21st Annual Community Gathering to Raise
Awareness of Violence against Women and Calls Community to
Solidarity
Special to The Truth
On Saturday, April 18, 2015, hundreds of people from
throughout northwest Ohio will gather at the UAW Local 12
Union Hall on Ashland Ave, for Toledo’s 21st Annual
Take Back the Night event. Several anti-racist events are
being held in Toledo on April 18; Take Back the Night stands
in solidarity with those events and invites all to join us
or any of the other events happening in Toledo that day.

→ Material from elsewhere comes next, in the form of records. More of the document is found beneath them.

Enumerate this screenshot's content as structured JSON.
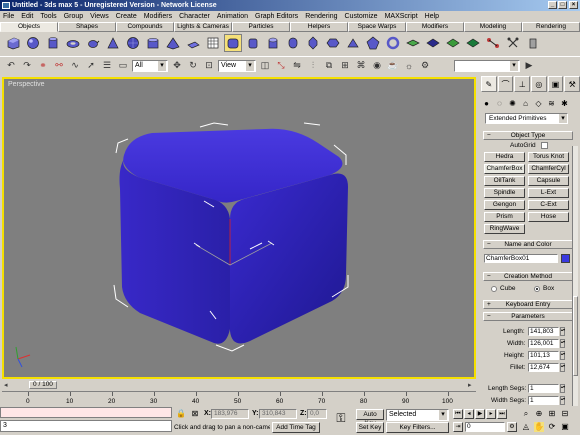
{
  "window": {
    "title": "Untitled - 3ds max 5 - Unregistered Version - Network License"
  },
  "menu": [
    "File",
    "Edit",
    "Tools",
    "Group",
    "Views",
    "Create",
    "Modifiers",
    "Character",
    "Animation",
    "Graph Editors",
    "Rendering",
    "Customize",
    "MAXScript",
    "Help"
  ],
  "tabs": [
    "Objects",
    "Shapes",
    "Compounds",
    "Lights & Cameras",
    "Particles",
    "Helpers",
    "Space Warps",
    "Modifiers",
    "Modeling",
    "Rendering"
  ],
  "active_tab": "Objects",
  "toolbar": {
    "selection_filter": "All",
    "ref_coord": "View"
  },
  "viewport": {
    "label": "Perspective"
  },
  "command_panel": {
    "category": "Extended Primitives",
    "object_type_title": "Object Type",
    "autogrid_label": "AutoGrid",
    "buttons": [
      "Hedra",
      "Torus Knot",
      "ChamferBox",
      "ChamferCyl",
      "OilTank",
      "Capsule",
      "Spindle",
      "L-Ext",
      "Gengon",
      "C-Ext",
      "Prism",
      "Hose",
      "RingWave"
    ],
    "name_color_title": "Name and Color",
    "object_name": "ChamferBox01",
    "object_color": "#3a3ae0",
    "creation_method_title": "Creation Method",
    "creation_cube": "Cube",
    "creation_box": "Box",
    "keyboard_entry_title": "Keyboard Entry",
    "parameters_title": "Parameters",
    "params": [
      {
        "label": "Length:",
        "value": "141,803"
      },
      {
        "label": "Width:",
        "value": "126,001"
      },
      {
        "label": "Height:",
        "value": "101,13"
      },
      {
        "label": "Fillet:",
        "value": "12,674"
      }
    ],
    "segs": [
      {
        "label": "Length Segs:",
        "value": "1"
      },
      {
        "label": "Width Segs:",
        "value": "1"
      }
    ]
  },
  "timeline": {
    "slider_label": "0 / 100",
    "ticks": [
      "0",
      "10",
      "20",
      "30",
      "40",
      "50",
      "60",
      "70",
      "80",
      "90",
      "100"
    ]
  },
  "status": {
    "listener_value": "3",
    "x_label": "X:",
    "x_value": "183,976",
    "y_label": "Y:",
    "y_value": "310,843",
    "z_label": "Z:",
    "z_value": "0,0",
    "prompt": "Click and drag to pan a non-camera view",
    "add_time_tag": "Add Time Tag",
    "auto_key": "Auto Key",
    "set_key": "Set Key",
    "selected": "Selected",
    "key_filters": "Key Filters...",
    "frame": "0"
  }
}
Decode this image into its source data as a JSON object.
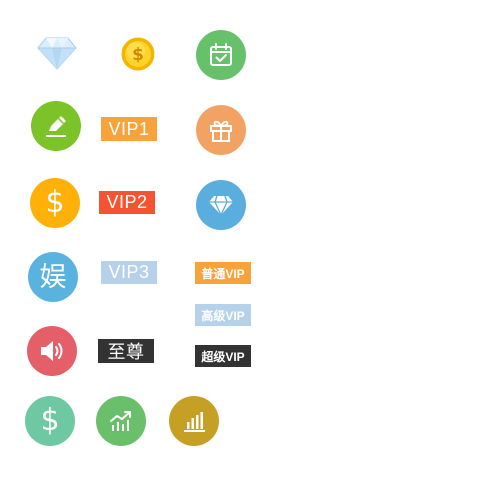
{
  "colors": {
    "edit": "#7cc229",
    "calendar": "#67c06a",
    "gift": "#f2a364",
    "dollar_orange": "#ffb10a",
    "diamond_blue": "#5aaede",
    "entertainment": "#5ab3df",
    "speaker": "#e55f68",
    "dollar_green": "#6ec8a2",
    "growth": "#6abf6b",
    "chart": "#c6a024",
    "vip1": "#f7a23a",
    "vip2": "#f55433",
    "vip3": "#b6d1ea",
    "supreme": "#333333",
    "regular_vip": "#f7a23a",
    "advanced_vip": "#b6d1ea",
    "super_vip": "#333333"
  },
  "icons": {
    "crystal_diamond": "diamond-icon",
    "gold_coin": "gold-coin-icon",
    "calendar": "calendar-check-icon",
    "edit": "pencil-edit-icon",
    "gift": "gift-icon",
    "dollar": "dollar-icon",
    "diamond": "diamond-icon",
    "speaker": "speaker-icon",
    "growth": "growth-chart-icon",
    "bar_chart": "bar-chart-icon"
  },
  "labels": {
    "dollar_sign": "$",
    "entertainment": "娱",
    "vip1": "VIP1",
    "vip2": "VIP2",
    "vip3": "VIP3",
    "supreme": "至尊",
    "regular_vip": "普通VIP",
    "advanced_vip": "高级VIP",
    "super_vip": "超级VIP"
  }
}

The event opens at 6 p.m. with a resource fair featuring the
Clothesline Project, more than 200 shirts created by local
survivors of violence against women, the Silent Witness
Project, a group of silhouettes honoring northwest Ohio
women who have been murdered by their partners or former
partners, and the Bandanna Project, which arises awareness
to end sexual violence against farmworker and immigrant
women in the workplace. A community rally starts at 7 p.m.
with speakers and musicians addressing violence against
women, followed by a women’s march, a women’s survivor
speak-out, and a men’s program.
Take Back the Night events are held in communities around the
world. In Toledo, Take Back the Night takes place in a
different neighborhood each year, demonstrating that
violence against women happens everywhere. The goals of TBTN
are to raise awareness about violence against women, to
support survivors of violence against women, and to
emphasize that everyone has a role in creating a community
free of violence. By walking in the streets together to take
back the night, women are also symbolically taking back
their homes and lives from violence.
“Take Back the Night reminds us that for too many women, neither
homes nor streets are safe places,” says Diane Docis, a
member of the TBTN organizing collective. “Millions of
women are stalked every year. A woman is battered, usually
by a male partner, every 15 seconds. One in six women in
the U.S. have survived rape or attempted rape--more than 80
percent committed by a perpetrator who knows the victim.
And even women who haven’t survived violence must live
everyday with the threat of violence. By taking back the
night, we are saying, ‘Enough. This is unacceptable.
’”
The rally is followed by a one-mile women’s march through the
neighborhood around the union hall. The Women’s March
returns to the UAW Local 12 Union Hall for a women’s
survivor speak-out in which survivors of violence against
women share their stories. During the women’s
march and speak-out, men are invited to attend a men’s
program to discuss how they can work to end violence.
The event is sponsored by community groups, social service
agencies, UT Feminist Alliance and university departments.